3 good (technical) reasons to why you need an IP fast path
By Tomas Hedqvist
By Tomas Hedqvist
Why have Nokia, ARM, Cavium, Marvell and others invested in Open Fast Path (OFP), an open source project aiming to provide an accelerated IP stack implemented in Linux user space?
Major hardware and network equipment vendors engaging in open source projects is hardly a new phenomenon, but why is there a need for a separate IP stack?
First of all there is a need for speed, obviously. Networked applications in areas such as mobile infrastructure (RAN backhaul, BBU, RNC, EPC nodes etc.), networking infrastructure (routers, virtual switches etc.), and network functions (edge caches, session border controllers, firewalls, web servers, load balancers etc.) all depend on a high performance data plane. Growing volumes of data, higher line rates, and an increased workload per packet introduced for example by IPSec, drives a need for solutions with higher throughput and less latency.
But technical challenges prevent Linux' kernel stack from forwarding and terminating IP traffic as efficiently as needed in the next generation of network applications. Here are three reasons (from a technical perspective) to why OFP is needed and what technical challenges it solves.
The Linux kernel stack, as a general purpose IP stack, is designed to handle all possible cases and protocols including the odd corner cases. This makes it very versatile, but also slows it down. For the control plane this is normally fine since it needs to be flexible and support a variety of protocols while throughput is generally of less concern. In the data plane all is about high throughput and low latency though.
Support for protocols and use cases has been limited in OFP to allow stronger optimizations. It limits flexibility, but for a data plane terminating UDP traffic for example, you don't need all that flexibility. You just want to terminate as many UDP packets as quickly as possible. Whatever falls outside the scope of the fast path will be handled by the slow path, but this will typically be traffic less sensitive to latency and throughput performance.
OFP is implemented in user space. This is important as it avoids any latencies incurred by the kernel-/user-space barrier and by internal handling in the kernel. Any system calls done in the kernel stack will require a context switch, and frequent locks in the kernel stack will add to latency and reduced throughput. OFP uses ODP or DPDK to access IP packets directly from user space, and by bypassing the kernel, passing packets directly from the network hardware to the application, it is able to improve throughput and latency considerably.
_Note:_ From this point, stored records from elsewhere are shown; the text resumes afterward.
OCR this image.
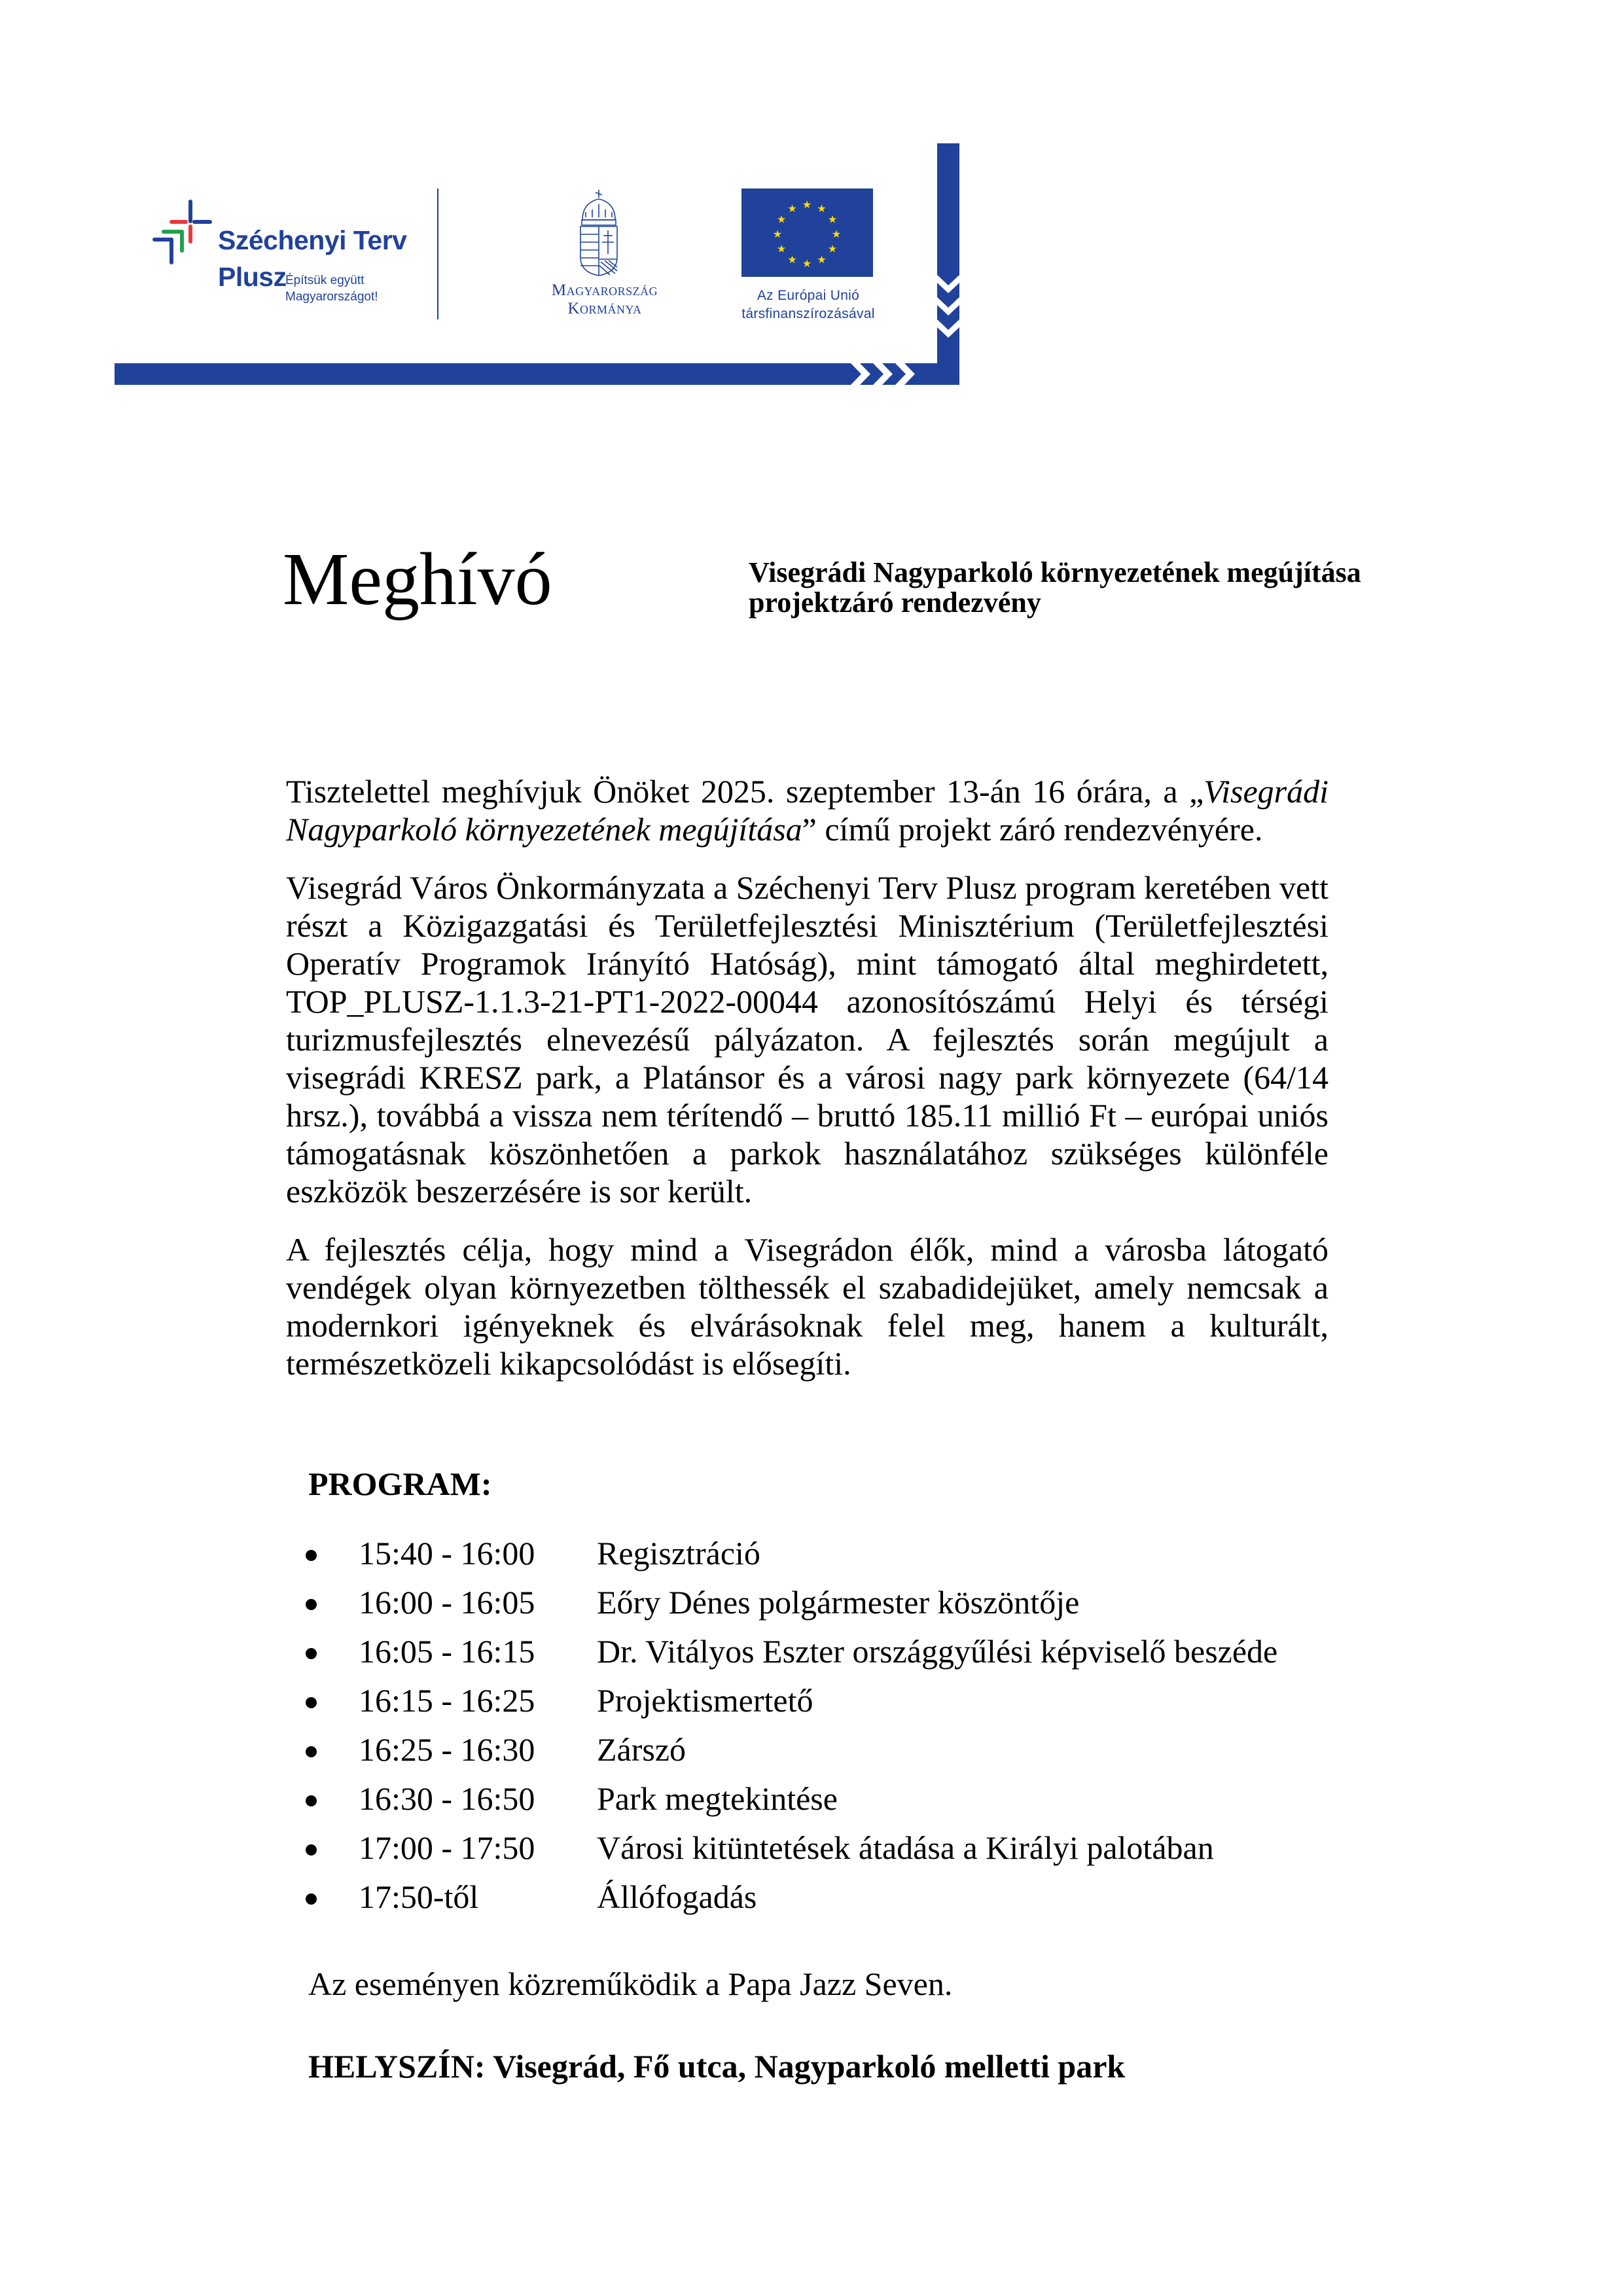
Széchenyi Terv
Plusz
Építsük együtt
Magyarországot!	Magyarország
Kormánya
★ ★
★
★
★
★
★
★
★
★
★
★
Az Európai Unió
társfinanszírozásával
Meghívó	Visegrádi Nagyparkoló környezetének megújítása
projektzáró rendezvény

Tisztelettel meghívjuk Önöket 2025. szeptember 13-án 16 órára, a „Visegrádi Nagyparkoló környezetének megújítása” című projekt záró rendezvényére.

Visegrád Város Önkormányzata a Széchenyi Terv Plusz program keretében vett részt a Közigazgatási és Területfejlesztési Minisztérium (Területfejlesztési Operatív Programok Irányító Hatóság), mint támogató által meghirdetett, TOP_PLUSZ-1.1.3-21-PT1-2022-00044 azonosítószámú Helyi és térségi turizmusfejlesztés elnevezésű pályázaton. A fejlesztés során megújult a visegrádi KRESZ park, a Platánsor és a városi nagy park környezete (64/14 hrsz.), továbbá a vissza nem térítendő – bruttó 185.11 millió Ft – európai uniós támogatásnak köszönhetően a parkok használatához szükséges különféle eszközök beszerzésére is sor került.

A fejlesztés célja, hogy mind a Visegrádon élők, mind a városba látogató vendégek olyan környezetben tölthessék el szabadidejüket, amely nemcsak a modernkori igényeknek és elvárásoknak felel meg, hanem a kulturált, természetközeli kikapcsolódást is elősegíti.

PROGRAM:
15:40 - 16:00 Regisztráció
16:00 - 16:05 Eőry Dénes polgármester köszöntője
16:05 - 16:15 Dr. Vitályos Eszter országgyűlési képviselő beszéde
16:15 - 16:25 Projektismertető
16:25 - 16:30 Zárszó
16:30 - 16:50 Park megtekintése
17:00 - 17:50 Városi kitüntetések átadása a Királyi palotában
17:50-től	Állófogadás
Az eseményen közreműködik a Papa Jazz Seven.
HELYSZÍN: Visegrád, Fő utca, Nagyparkoló melletti park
Another characteristic of OFP is that it scales linearly over an increased number of cores, connections or endpoints. Already a 10Gb line rate equals a maximum of 14,88 Mpps (with IPv6), which corresponds to a total processing time of roughly 67 ns per packet. It is not difficult to see that it is impossible to process packets at line rate on a single core, or even a fair number of cores. Scaling packet processing in the kernel stack is not a trivial issue though, and while there are techniques with different pros and cons, they all have in common that they require very complex configurations, and sometimes also hardwired dependencies on hardware that limits portability.
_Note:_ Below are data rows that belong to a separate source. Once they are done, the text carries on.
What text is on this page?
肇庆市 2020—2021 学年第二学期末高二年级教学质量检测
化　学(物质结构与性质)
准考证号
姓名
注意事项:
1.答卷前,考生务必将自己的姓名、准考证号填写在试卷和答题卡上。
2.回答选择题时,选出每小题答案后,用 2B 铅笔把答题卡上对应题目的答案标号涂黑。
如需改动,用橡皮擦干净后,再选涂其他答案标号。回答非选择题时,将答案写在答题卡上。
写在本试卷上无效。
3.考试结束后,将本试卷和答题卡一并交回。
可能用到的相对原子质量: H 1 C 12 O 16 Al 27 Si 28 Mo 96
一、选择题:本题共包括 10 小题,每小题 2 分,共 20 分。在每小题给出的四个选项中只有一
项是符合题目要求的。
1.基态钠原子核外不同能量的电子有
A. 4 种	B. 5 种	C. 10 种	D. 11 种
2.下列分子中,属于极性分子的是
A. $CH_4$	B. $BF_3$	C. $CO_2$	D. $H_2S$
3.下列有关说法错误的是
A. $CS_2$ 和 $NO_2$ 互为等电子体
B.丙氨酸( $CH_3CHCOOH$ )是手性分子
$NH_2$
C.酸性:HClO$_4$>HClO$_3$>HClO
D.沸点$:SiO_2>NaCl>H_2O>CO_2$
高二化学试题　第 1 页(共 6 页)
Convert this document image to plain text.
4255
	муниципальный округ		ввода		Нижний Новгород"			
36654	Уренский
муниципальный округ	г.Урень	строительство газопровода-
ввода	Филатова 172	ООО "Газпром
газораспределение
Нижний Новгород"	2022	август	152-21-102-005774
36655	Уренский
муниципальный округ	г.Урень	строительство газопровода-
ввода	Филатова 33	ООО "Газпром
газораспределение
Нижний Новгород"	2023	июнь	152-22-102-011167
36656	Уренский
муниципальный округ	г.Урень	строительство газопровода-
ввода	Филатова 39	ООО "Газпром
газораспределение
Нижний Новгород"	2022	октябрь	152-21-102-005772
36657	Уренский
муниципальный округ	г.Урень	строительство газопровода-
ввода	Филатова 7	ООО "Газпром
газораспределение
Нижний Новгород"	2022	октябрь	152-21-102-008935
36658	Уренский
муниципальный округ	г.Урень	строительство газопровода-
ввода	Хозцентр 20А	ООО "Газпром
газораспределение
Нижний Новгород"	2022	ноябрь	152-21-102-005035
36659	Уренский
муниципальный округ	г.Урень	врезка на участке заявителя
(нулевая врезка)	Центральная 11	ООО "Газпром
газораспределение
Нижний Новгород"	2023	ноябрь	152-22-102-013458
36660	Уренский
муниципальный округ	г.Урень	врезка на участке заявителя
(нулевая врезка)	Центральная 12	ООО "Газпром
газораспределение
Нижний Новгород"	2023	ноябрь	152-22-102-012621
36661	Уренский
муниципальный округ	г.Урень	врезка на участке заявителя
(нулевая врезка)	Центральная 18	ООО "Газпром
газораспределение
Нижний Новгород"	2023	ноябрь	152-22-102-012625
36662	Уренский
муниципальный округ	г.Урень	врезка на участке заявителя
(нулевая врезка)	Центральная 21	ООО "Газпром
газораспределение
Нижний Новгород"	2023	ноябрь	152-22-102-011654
So what makes Nokia, Marwell, Cavium, ARM, Linaro and Enea join forces in the OFP project? A specialized fast path that scales linearly solves many of the shortcomings in the kernel IP stack, and OFP addresses just that. It has proven to provide performance many times that of the slow path and is now a stable project used in high profile applications. For example, Nokia and Cavium demonstrated a 5G backhaul based on OFP at Linaro Connect last year. And Enea has provided an optimized, commercial version of OFP, "Enea Fast Path" to several customers integrating it in their solutions for 5G access and core networks.